Selain Ma'ruf, mereka menjuluki Ketua DPR RI Puan Maharani sebagai The Queen of Ghosting. Julukan ini diberikan BEM KM Unnes karena berbagai produk legislasi yang dihasilkan di tengah pandemi COVID-19 tak berparadigma kerakyatan dan tak berpihak pada kelompok rentan.

"(Contohnya, red) UU KPK, UU Minerba, UU Omnibus Law Ciptaker dan seterusnya, serta tidak kunjung disahkannya RUU PKS yang sebetulnya cukup mendesak dan dibutuhkan pengesahannya," ungkap mereka.

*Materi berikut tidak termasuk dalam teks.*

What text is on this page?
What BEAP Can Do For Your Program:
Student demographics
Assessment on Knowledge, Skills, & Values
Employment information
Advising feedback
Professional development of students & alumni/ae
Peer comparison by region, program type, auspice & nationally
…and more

Berikutnya, sama seperti BEM UI mereka juga menjuluki Presiden Jokowi sebagai The King of Lip Service. Menurut mereka Jokowi kurang becus dalam melaksanakan tugasnya sebagai presiden dan mengingkari janji politiknya.

Hal ini tampak dengan tinjauan perbandingan fakta dan janji yang pernah disampaikan eks Gubernur DKI Jakarta tersebut selama menjabat.

"Misalnya perihal hutang negara, komitmen terhadap demokrasi dan penanganan pandemi. Meskipun tampak pemerintah melaksanakan tugas dengan semaksimal mungkin, akan tetapi fakta menunjukan hal-hal yang seringkali kontradiktif dan paradoksal," pungkas mereka.